Album Review: Dua Saleh – Of Earth & Wires

[Ghostly International; 2026]

“5 Days” starts with soothing string plucks, where Dua Saleh’s vocals are calling, mesmerizing, and powerful. At the end, it aggravates into a distorted, chaotic maelstrom of rigid percussion, allowing Saleh to unleash vocals that feel like a desperate let-out to what they are holding onto. The opening track of their sophomore album, Of Earth & Wires, serves as a staggering introduction to a record defined by profound friction. Saleh, a Sudanese-American artist operating at the bleeding edge of alternative R&B and electronic music, has crafted a brilliant document of contemporary anxiety, pitting our supposedly organized society against the force of the natural world.
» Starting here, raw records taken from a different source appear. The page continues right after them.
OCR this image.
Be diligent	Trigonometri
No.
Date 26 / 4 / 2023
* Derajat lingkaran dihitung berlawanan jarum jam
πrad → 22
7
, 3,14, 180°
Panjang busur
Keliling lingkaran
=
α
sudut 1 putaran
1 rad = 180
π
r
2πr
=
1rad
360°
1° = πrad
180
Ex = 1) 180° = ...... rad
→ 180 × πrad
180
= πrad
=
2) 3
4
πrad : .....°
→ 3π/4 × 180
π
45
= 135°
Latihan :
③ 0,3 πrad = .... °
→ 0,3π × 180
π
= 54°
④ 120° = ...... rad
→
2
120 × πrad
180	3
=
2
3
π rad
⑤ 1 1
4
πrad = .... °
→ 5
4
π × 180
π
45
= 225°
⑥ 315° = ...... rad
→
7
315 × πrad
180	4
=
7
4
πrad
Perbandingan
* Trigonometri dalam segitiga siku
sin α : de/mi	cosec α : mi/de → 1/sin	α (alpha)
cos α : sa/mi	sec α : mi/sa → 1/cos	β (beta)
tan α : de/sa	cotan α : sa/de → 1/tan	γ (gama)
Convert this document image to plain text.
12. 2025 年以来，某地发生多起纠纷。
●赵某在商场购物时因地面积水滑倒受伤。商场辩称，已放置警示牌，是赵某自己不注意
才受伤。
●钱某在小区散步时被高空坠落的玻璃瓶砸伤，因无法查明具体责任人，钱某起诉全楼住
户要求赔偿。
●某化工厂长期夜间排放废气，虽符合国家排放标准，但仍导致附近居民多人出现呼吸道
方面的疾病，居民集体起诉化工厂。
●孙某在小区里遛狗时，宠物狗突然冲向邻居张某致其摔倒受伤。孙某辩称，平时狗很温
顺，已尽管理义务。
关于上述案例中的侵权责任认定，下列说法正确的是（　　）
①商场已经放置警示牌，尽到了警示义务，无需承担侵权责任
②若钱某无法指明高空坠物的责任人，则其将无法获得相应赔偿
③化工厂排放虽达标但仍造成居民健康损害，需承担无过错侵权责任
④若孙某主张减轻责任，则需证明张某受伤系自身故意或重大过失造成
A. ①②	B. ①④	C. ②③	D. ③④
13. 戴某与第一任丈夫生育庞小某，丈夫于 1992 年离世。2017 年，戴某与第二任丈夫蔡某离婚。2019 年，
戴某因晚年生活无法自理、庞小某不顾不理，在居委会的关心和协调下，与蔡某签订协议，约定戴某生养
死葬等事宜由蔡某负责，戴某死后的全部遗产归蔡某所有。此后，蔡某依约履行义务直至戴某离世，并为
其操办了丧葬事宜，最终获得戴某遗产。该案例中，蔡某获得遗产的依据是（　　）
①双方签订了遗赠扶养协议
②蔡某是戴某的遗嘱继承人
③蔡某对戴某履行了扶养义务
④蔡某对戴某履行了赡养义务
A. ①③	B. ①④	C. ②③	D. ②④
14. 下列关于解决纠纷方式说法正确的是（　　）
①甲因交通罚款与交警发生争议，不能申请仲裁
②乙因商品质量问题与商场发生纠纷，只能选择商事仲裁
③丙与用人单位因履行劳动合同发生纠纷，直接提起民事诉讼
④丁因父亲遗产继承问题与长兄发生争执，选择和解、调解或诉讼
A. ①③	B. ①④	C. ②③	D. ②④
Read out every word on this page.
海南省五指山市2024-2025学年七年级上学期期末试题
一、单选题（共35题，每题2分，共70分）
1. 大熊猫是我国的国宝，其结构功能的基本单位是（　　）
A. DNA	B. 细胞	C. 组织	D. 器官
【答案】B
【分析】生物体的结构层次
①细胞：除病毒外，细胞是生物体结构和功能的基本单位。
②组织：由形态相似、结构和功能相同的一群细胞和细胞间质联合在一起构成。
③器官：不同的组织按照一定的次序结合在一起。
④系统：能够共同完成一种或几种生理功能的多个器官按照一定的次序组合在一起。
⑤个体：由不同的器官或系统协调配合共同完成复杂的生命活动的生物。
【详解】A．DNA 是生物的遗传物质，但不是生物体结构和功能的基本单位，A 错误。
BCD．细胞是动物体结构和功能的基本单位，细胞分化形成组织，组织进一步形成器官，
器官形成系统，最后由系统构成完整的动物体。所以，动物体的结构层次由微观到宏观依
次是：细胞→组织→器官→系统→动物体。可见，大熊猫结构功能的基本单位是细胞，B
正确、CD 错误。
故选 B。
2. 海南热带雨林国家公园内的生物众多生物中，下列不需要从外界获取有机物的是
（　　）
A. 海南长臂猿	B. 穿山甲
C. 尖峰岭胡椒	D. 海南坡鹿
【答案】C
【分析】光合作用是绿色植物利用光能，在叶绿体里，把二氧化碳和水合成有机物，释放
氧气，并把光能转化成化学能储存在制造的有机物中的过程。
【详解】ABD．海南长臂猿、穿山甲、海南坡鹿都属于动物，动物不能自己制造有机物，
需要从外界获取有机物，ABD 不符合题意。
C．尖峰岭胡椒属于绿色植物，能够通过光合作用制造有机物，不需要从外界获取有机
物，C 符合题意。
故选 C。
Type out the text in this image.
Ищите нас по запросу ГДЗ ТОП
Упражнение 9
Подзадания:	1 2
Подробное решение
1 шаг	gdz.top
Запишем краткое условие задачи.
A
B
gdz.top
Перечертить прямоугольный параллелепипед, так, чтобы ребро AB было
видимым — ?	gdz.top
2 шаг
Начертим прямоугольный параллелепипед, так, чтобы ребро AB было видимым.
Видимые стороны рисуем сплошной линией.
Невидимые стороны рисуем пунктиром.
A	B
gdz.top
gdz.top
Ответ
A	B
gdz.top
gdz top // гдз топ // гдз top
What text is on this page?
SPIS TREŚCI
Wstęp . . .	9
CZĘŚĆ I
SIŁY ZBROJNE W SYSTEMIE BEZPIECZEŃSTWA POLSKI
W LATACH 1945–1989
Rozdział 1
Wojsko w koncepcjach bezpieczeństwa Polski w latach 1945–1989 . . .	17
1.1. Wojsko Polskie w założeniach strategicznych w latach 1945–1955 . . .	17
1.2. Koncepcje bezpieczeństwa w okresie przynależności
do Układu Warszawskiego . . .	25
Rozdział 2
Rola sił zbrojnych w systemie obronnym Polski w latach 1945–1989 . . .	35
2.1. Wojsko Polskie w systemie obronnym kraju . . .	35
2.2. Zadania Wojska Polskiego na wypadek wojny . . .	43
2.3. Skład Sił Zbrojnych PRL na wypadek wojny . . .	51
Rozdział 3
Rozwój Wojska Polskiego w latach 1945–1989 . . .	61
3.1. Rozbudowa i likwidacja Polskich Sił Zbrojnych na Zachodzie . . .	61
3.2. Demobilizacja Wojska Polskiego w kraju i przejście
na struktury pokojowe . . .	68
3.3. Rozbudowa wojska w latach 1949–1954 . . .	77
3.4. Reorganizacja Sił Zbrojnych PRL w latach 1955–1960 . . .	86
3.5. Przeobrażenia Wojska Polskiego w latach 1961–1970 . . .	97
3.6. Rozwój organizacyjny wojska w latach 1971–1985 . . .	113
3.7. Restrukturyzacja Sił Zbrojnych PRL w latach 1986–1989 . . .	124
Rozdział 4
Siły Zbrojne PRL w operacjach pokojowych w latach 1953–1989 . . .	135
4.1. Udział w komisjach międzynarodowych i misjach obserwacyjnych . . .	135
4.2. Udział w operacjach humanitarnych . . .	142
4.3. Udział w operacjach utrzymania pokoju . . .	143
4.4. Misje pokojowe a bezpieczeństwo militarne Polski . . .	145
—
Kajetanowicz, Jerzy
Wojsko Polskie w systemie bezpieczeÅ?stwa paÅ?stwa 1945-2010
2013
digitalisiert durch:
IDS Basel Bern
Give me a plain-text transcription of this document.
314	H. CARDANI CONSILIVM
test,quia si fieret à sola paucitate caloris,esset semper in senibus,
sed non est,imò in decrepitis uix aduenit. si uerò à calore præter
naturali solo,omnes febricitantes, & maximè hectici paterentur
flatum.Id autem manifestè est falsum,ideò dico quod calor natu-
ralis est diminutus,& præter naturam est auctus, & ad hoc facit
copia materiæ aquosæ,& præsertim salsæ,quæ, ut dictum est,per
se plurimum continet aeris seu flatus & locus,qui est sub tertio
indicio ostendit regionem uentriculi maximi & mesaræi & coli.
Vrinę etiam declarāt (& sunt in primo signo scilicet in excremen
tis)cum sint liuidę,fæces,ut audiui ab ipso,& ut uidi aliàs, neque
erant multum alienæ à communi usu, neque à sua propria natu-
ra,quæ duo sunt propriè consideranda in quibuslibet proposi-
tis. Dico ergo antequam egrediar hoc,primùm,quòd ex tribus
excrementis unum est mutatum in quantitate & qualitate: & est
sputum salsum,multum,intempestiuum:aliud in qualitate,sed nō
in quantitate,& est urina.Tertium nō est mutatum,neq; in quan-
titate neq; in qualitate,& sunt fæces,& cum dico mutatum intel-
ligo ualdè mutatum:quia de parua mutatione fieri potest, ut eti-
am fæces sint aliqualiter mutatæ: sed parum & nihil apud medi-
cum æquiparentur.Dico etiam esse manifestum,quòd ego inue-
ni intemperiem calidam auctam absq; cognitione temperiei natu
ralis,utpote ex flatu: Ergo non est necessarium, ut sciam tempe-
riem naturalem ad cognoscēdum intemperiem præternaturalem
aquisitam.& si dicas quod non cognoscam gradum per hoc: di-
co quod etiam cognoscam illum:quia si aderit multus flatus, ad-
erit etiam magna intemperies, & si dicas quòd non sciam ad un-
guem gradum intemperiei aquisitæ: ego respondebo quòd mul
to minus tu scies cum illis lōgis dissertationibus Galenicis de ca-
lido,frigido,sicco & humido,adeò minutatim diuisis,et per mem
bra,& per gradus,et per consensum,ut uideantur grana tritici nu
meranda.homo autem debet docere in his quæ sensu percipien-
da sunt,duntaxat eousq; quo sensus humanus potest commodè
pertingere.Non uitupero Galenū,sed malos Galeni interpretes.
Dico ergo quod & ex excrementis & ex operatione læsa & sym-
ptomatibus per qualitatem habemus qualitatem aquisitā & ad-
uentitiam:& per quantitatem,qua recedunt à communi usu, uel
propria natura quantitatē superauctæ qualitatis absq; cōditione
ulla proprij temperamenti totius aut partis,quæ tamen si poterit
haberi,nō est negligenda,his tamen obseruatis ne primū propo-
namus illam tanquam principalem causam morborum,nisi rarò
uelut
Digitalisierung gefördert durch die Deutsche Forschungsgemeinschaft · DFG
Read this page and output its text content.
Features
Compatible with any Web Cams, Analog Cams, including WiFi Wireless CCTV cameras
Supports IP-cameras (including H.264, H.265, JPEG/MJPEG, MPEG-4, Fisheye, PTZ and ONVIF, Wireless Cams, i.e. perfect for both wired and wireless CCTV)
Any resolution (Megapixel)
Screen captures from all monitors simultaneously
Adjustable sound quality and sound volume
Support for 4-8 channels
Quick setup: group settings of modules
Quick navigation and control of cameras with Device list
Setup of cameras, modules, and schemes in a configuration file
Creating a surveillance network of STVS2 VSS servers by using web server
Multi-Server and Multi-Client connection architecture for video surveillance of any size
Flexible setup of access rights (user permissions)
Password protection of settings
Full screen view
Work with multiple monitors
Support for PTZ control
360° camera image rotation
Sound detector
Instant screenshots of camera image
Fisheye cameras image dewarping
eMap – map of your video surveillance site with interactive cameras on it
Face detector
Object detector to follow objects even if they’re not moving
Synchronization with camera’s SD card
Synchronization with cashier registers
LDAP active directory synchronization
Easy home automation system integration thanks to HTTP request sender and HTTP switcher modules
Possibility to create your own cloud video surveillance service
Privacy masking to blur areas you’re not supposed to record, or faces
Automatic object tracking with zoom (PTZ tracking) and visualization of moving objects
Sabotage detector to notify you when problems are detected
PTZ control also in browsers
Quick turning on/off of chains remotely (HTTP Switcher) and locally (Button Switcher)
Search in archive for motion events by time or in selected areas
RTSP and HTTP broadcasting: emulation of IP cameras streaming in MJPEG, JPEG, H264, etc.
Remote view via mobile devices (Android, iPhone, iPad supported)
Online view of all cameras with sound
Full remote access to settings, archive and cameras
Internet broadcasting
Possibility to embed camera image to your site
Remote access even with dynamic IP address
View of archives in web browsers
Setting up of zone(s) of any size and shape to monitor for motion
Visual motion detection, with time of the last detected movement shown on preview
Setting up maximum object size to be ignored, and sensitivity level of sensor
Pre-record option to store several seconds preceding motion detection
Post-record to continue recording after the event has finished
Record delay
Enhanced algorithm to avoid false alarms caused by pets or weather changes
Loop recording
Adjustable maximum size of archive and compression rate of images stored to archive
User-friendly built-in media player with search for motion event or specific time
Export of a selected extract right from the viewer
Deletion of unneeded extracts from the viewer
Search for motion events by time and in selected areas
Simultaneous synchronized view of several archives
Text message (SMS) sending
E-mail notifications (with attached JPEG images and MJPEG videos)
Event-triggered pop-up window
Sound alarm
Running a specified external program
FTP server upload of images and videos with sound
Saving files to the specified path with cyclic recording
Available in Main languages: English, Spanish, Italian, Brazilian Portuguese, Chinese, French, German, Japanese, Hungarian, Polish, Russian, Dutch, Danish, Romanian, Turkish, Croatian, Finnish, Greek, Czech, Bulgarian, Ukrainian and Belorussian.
“B r e a t h e” is a song that seeks to capture the atmosphere of a world gasping for oxygen. Driven by floaty electronic production, bubbling beats, and organ-like synthesizers that carry the polished rhythmic precision of Kevin Parker’s later work with Tame Impala, the track tickles the ear while posing a crucial, literal question: “Are you feeling the air around me? / Are you feeling the breeze?”. It is the perfect essence of the album’s core tension, the organic colliding violently with the synthetic.

Following their 2024 debut, I SHOULD CALL THEM, Saleh retreated to the studio with executive producer Billy Lemos (known for his meticulous work with SZA and Tinashe) to process a period marked by both profound personal romance and inescapable environmental collapse. The conceptual foundation for Of Earth & Wires was laid after a series of natural disasters seemed to dog Saleh’s every move across the globe: rampant wildfires blazing dangerously close to their home in Los Angeles, followed closely by severe climate-related flooding they experienced while living in Cardiff, Wales. On this record, these global catastrophes act as a backdrop and a twisted mirror for the capricious, messy relationship drama revealing in the lyrics.

Nowhere is this synthesis of environmental terror and emotional turbulence more evident than on “Flood”. Built during an unusually fluid, free-flowing jam session in Minneapolis with local producer Psymun, the track features the distinctive, emotive register of Justin Vernon of Bon Iver. Vernon freestyled the song’s hook in the moment, delivering a cathartic performance that pushed Saleh to confront their own buried grief. The resulting track acts as a gorgeous, softer allegory for fighting to stay afloat rather than drowning in the wreckage of the past..

Of Earth & Wires mutates across genres with an erratic, brilliant energy that perfectly matches the album’s themes. On the brief but potent “Cállate”, Saleh masterfully mixes the sway of bossa nova rhythms with the frantic, programmed pace of drum ‘n’ bass to soundtrack a tense, “will-they-or-won’t-they” romantic encounter. The excellent “Firestorm” leans heavily into an earthy, funky R&B groove, finding the pocket even while the threat of actual blazes crackles just out of frame. Saleh anchors the heavy experimentation in this compilation with an undeniable, resonant pop sensibility.

The album also acts as a vital conduit for Saleh’s heritage, seamlessly connecting Sudanese folk traditions and mythic language into the futuristic, club style production. On the upbeat, defiant “I Do, I Do”, they interpolate an ancient Sudanese proverb into the verse: “He who mixes poison is bound to lick his fingers”. It is a stark, ancient warning tucked inside a moment of radical liberation, as Saleh ultimately resigns to the harshness of the elements, singing, “Ain’t no cure for the sun / So let it beat down on you / Maybe you can heal”.

By the time the album reaches its eleventh and final track, the rage and desperation that fueled “5 Days” have alchemized into a hard earned, exhausted peace. The experimental closer “Anemic” follows the fantastic “ALL IS LOVE” and functions like the final, exhaling scene of a fatiguing, beautiful film. It features a breathtaking spoken-word performance from aja monet, who steps into the fading instrumentals to recite, “Truthfully floating in the swamp of eyes / Love is an allness, open-ended sky”. It is a profound declaration of hope that refuses to erase the horrors that preceded it, choosing instead to fully and honestly process them.

Of Earth & Wires is a triumph of both emotional endurance and musical creativity. Dua Saleh has successfully quantified the tensions of 2026, the relentless encroachment of technology, the literal burning of the earth, the messy reality of human connection, and forged it into a definitive record of its time. It is the sound of an artist watching the world catch fire, and finding a way to breathe through the smoke.